Lu and Li (38) previously studied the pathogenesis of RA. This previous study revealed that ‘immune response’, ‘inflammatory response’, ‘chemokine-mediated signalling pathways’, ‘response to lipopolysaccharide’ and ‘cellular response to tumour necrosis factor’ served key roles in the pathogenesis of RA. These findings are similar to those in the present study. However, in the present study, it was also found that IL-6, NF-κB signaling pathway and the PPAR signaling pathway also serve an important role in the pathogenesis of RA. Furthermore, to further validate the results of the bioinformatics analysis, mouse synovial fibroblasts were treated with LPS in vitro to mimic the onset of RA before determining the elevated expression levels of inflammatory factors, such as TNF-α, IL-1β and NLRP3. However, in contrast with the KEGG results, the increased expression levels of IκBα implied that the NF-κB signaling pathway may be inhibited. Tang et al (39) previously reported that in LPS-treated fetal lung endothelial cells, the expression of IκBα was suppressed at 5-8 h. However, after 8 h LPS treatment, the difference was significantly reduced compared with that in the control group. These results may suggest that the NF-κB signaling pathway may be activated during the early phase of LPS treatment, whilst in the late phase, possibly accompanied by the onset of apoptosis, the NF-κB signaling pathway is inhibited (39). Nevertheless, similar to the majority of bioinformatics network analysis studies of human diseases, the present study also has several limitations. For example, the sample size of this study was relatively small, and the sampling method did not eliminate the effect of sex, co-morbidity or the use of certain medicines that could alter gene expression in the rheumatoid synovium, including methotrexate or non-steroidal anti-inflammatory drugs.

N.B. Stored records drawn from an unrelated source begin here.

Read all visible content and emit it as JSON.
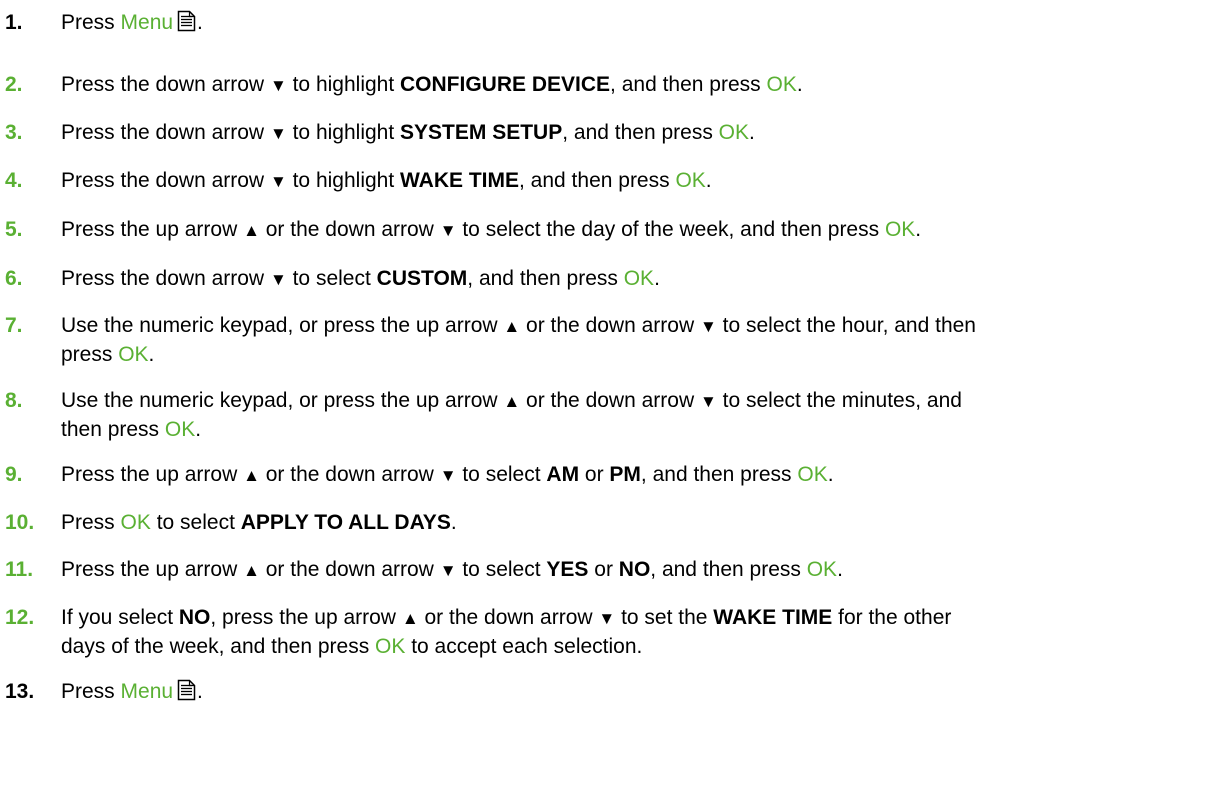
{
  "colors": {
    "accent": "#5ab033",
    "text": "#000000"
  },
  "icons": {
    "menu": "menu-icon",
    "up": "▲",
    "down": "▼"
  },
  "steps": [
    {
      "number": "1.",
      "parts": [
        {
          "t": "Press "
        },
        {
          "t": "Menu",
          "s": "g"
        },
        {
          "icon": "menu"
        },
        {
          "t": "."
        }
      ]
    },
    {
      "number": "2.",
      "parts": [
        {
          "t": "Press the down arrow "
        },
        {
          "icon": "down"
        },
        {
          "t": " to highlight "
        },
        {
          "t": "CONFIGURE DEVICE",
          "s": "b"
        },
        {
          "t": ", and then press "
        },
        {
          "t": "OK",
          "s": "g"
        },
        {
          "t": "."
        }
      ]
    },
    {
      "number": "3.",
      "parts": [
        {
          "t": "Press the down arrow "
        },
        {
          "icon": "down"
        },
        {
          "t": " to highlight "
        },
        {
          "t": "SYSTEM SETUP",
          "s": "b"
        },
        {
          "t": ", and then press "
        },
        {
          "t": "OK",
          "s": "g"
        },
        {
          "t": "."
        }
      ]
    },
    {
      "number": "4.",
      "parts": [
        {
          "t": "Press the down arrow "
        },
        {
          "icon": "down"
        },
        {
          "t": " to highlight "
        },
        {
          "t": "WAKE TIME",
          "s": "b"
        },
        {
          "t": ", and then press "
        },
        {
          "t": "OK",
          "s": "g"
        },
        {
          "t": "."
        }
      ]
    },
    {
      "number": "5.",
      "parts": [
        {
          "t": "Press the up arrow "
        },
        {
          "icon": "up"
        },
        {
          "t": " or the down arrow "
        },
        {
          "icon": "down"
        },
        {
          "t": " to select the day of the week, and then press "
        },
        {
          "t": "OK",
          "s": "g"
        },
        {
          "t": "."
        }
      ]
    },
    {
      "number": "6.",
      "parts": [
        {
          "t": "Press the down arrow "
        },
        {
          "icon": "down"
        },
        {
          "t": " to select "
        },
        {
          "t": "CUSTOM",
          "s": "b"
        },
        {
          "t": ", and then press "
        },
        {
          "t": "OK",
          "s": "g"
        },
        {
          "t": "."
        }
      ]
    },
    {
      "number": "7.",
      "parts": [
        {
          "t": "Use the numeric keypad, or press the up arrow "
        },
        {
          "icon": "up"
        },
        {
          "t": " or the down arrow "
        },
        {
          "icon": "down"
        },
        {
          "t": " to select the hour, and then"
        },
        {
          "br": true
        },
        {
          "t": "press "
        },
        {
          "t": "OK",
          "s": "g"
        },
        {
          "t": "."
        }
      ]
    },
    {
      "number": "8.",
      "parts": [
        {
          "t": "Use the numeric keypad, or press the up arrow "
        },
        {
          "icon": "up"
        },
        {
          "t": " or the down arrow "
        },
        {
          "icon": "down"
        },
        {
          "t": " to select the minutes, and"
        },
        {
          "br": true
        },
        {
          "t": "then press "
        },
        {
          "t": "OK",
          "s": "g"
        },
        {
          "t": "."
        }
      ]
    },
    {
      "number": "9.",
      "parts": [
        {
          "t": "Press the up arrow "
        },
        {
          "icon": "up"
        },
        {
          "t": " or the down arrow "
        },
        {
          "icon": "down"
        },
        {
          "t": " to select "
        },
        {
          "t": "AM",
          "s": "b"
        },
        {
          "t": " or "
        },
        {
          "t": "PM",
          "s": "b"
        },
        {
          "t": ", and then press "
        },
        {
          "t": "OK",
          "s": "g"
        },
        {
          "t": "."
        }
      ]
    },
    {
      "number": "10.",
      "parts": [
        {
          "t": "Press "
        },
        {
          "t": "OK",
          "s": "g"
        },
        {
          "t": " to select "
        },
        {
          "t": "APPLY TO ALL DAYS",
          "s": "b"
        },
        {
          "t": "."
        }
      ]
    },
    {
      "number": "11.",
      "parts": [
        {
          "t": "Press the up arrow "
        },
        {
          "icon": "up"
        },
        {
          "t": " or the down arrow "
        },
        {
          "icon": "down"
        },
        {
          "t": " to select "
        },
        {
          "t": "YES",
          "s": "b"
        },
        {
          "t": " or "
        },
        {
          "t": "NO",
          "s": "b"
        },
        {
          "t": ", and then press "
        },
        {
          "t": "OK",
          "s": "g"
        },
        {
          "t": "."
        }
      ]
    },
    {
      "number": "12.",
      "parts": [
        {
          "t": "If you select "
        },
        {
          "t": "NO",
          "s": "b"
        },
        {
          "t": ", press the up arrow "
        },
        {
          "icon": "up"
        },
        {
          "t": " or the down arrow "
        },
        {
          "icon": "down"
        },
        {
          "t": " to set the "
        },
        {
          "t": "WAKE TIME",
          "s": "b"
        },
        {
          "t": " for the other"
        },
        {
          "br": true
        },
        {
          "t": "days of the week, and then press "
        },
        {
          "t": "OK",
          "s": "g"
        },
        {
          "t": " to accept each selection."
        }
      ]
    },
    {
      "number": "13.",
      "parts": [
        {
          "t": "Press "
        },
        {
          "t": "Menu",
          "s": "g"
        },
        {
          "icon": "menu"
        },
        {
          "t": "."
        }
      ]
    }
  ]
}
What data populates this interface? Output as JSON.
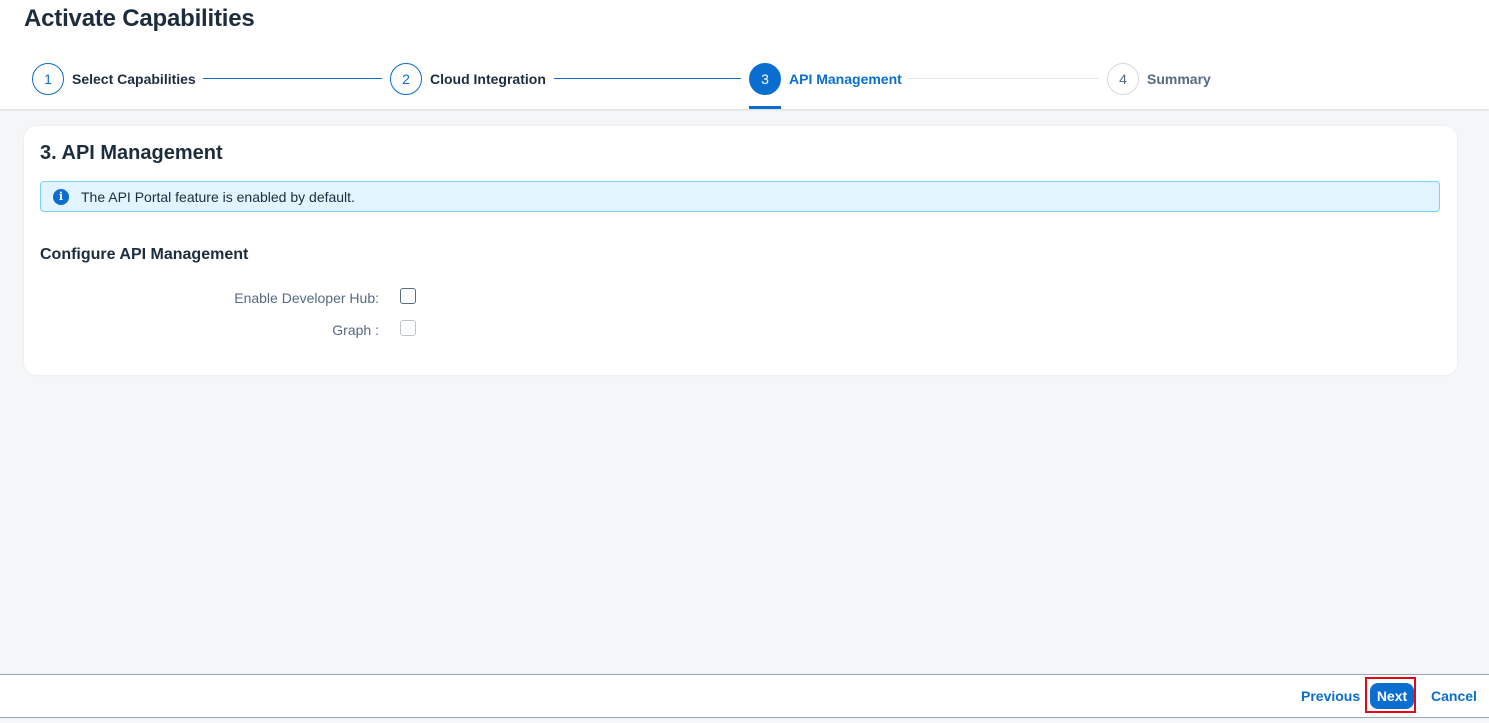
{
  "header": {
    "title": "Activate Capabilities",
    "steps": [
      {
        "number": "1",
        "label": "Select Capabilities"
      },
      {
        "number": "2",
        "label": "Cloud Integration"
      },
      {
        "number": "3",
        "label": "API Management"
      },
      {
        "number": "4",
        "label": "Summary"
      }
    ]
  },
  "main": {
    "section_title": "3. API Management",
    "info_message": "The API Portal feature is enabled by default.",
    "info_icon": "i",
    "sub_title": "Configure API Management",
    "fields": [
      {
        "label": "Enable Developer Hub:",
        "checked": false,
        "disabled": false
      },
      {
        "label": "Graph :",
        "checked": false,
        "disabled": true
      }
    ]
  },
  "footer": {
    "previous_label": "Previous",
    "next_label": "Next",
    "cancel_label": "Cancel"
  },
  "colors": {
    "accent": "#0a6ed1",
    "highlight": "#e30613",
    "info_bg": "#e1f4ff"
  }
}
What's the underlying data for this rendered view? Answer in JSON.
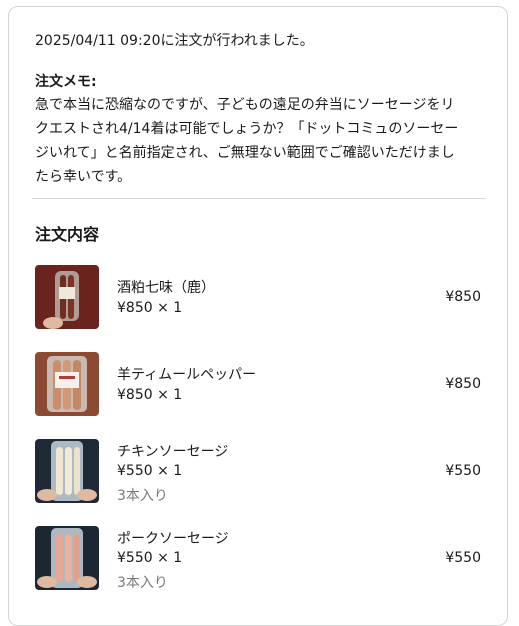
{
  "order": {
    "placed_text": "2025/04/11 09:20に注文が行われました。",
    "memo_title": "注文メモ:",
    "memo_lines": [
      "急で本当に恐縮なのですが、子どもの遠足の弁当にソーセージをリ",
      "クエストされ4/14着は可能でしょうか？「ドットコミュのソーセー",
      "ジいれて」と名前指定され、ご無理ない範囲でご確認いただけまし",
      "たら幸いです。"
    ]
  },
  "contents": {
    "title": "注文内容",
    "items": [
      {
        "name": "酒粕七味（鹿）",
        "qty": "¥850 × 1",
        "note": "",
        "price": "¥850"
      },
      {
        "name": "羊ティムールペッパー",
        "qty": "¥850 × 1",
        "note": "",
        "price": "¥850"
      },
      {
        "name": "チキンソーセージ",
        "qty": "¥550 × 1",
        "note": "3本入り",
        "price": "¥550"
      },
      {
        "name": "ポークソーセージ",
        "qty": "¥550 × 1",
        "note": "3本入り",
        "price": "¥550"
      }
    ]
  }
}
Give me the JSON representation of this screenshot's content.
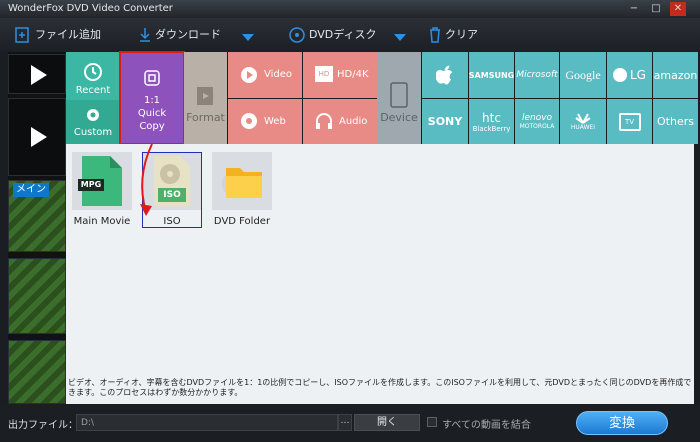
{
  "window": {
    "title": "WonderFox DVD Video Converter",
    "min": "−",
    "max": "□",
    "close": "✕"
  },
  "toolbar": {
    "add_file": "ファイル追加",
    "download": "ダウンロード",
    "dvd_disc": "DVDディスク",
    "clear": "クリア"
  },
  "left_thumbs": {
    "main_label": "メイン"
  },
  "menu": {
    "recent": "Recent",
    "custom": "Custom",
    "quick_copy_line1": "1:1",
    "quick_copy_line2": "Quick",
    "quick_copy_line3": "Copy",
    "format": "Format",
    "video": "Video",
    "hd4k": "HD/4K",
    "web": "Web",
    "audio": "Audio",
    "device": "Device",
    "hd_badge": "HD",
    "brands": [
      "SAMSUNG",
      "Microsoft",
      "Google",
      "LG",
      "amazon",
      "SONY",
      "htc",
      "lenovo",
      "HUAWEI",
      "TV",
      "Others"
    ],
    "brands_sub": {
      "htc": "BlackBerry",
      "lenovo": "MOTOROLA"
    }
  },
  "tiles": {
    "mpg_badge": "MPG",
    "iso_badge": "ISO",
    "main_movie": "Main Movie",
    "iso": "ISO",
    "dvd_folder": "DVD Folder"
  },
  "description": "ビデオ、オーディオ、字幕を含むDVDファイルを1：1の比例でコピーし、ISOファイルを作成します。このISOファイルを利用して、元DVDとまったく同じのDVDを再作成できます。このプロセスはわずか数分かかります。",
  "bottom": {
    "output_label": "出力ファイル：",
    "output_path": "D:\\",
    "browse": "…",
    "open": "開く",
    "merge_label": "すべての動画を結合",
    "convert": "変換"
  },
  "colors": {
    "accent_blue": "#1c78d2",
    "quick_copy_purple": "#8e52bd",
    "teal": "#3bb7a3",
    "brand_teal": "#58bcc2",
    "salmon": "#e88a86",
    "highlight_red": "#e11919"
  }
}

The findings of the present study identified 491 DEGs between RA and healthy joints from 3 gene chip expression datasets, which were significantly enriched in several signaling pathways, such as the ‘Cytokine-cytokine receptor interaction’, ‘Chemokine signaling pathway’ and ‘NF-κB signaling pathway’. These results may improve the current understanding of the mechanism of RA. Furthermore, these candidate genes and pathways could represent potential therapeutic targets for RA. However, further molecular biology experiments are required to validate the findings of the present study.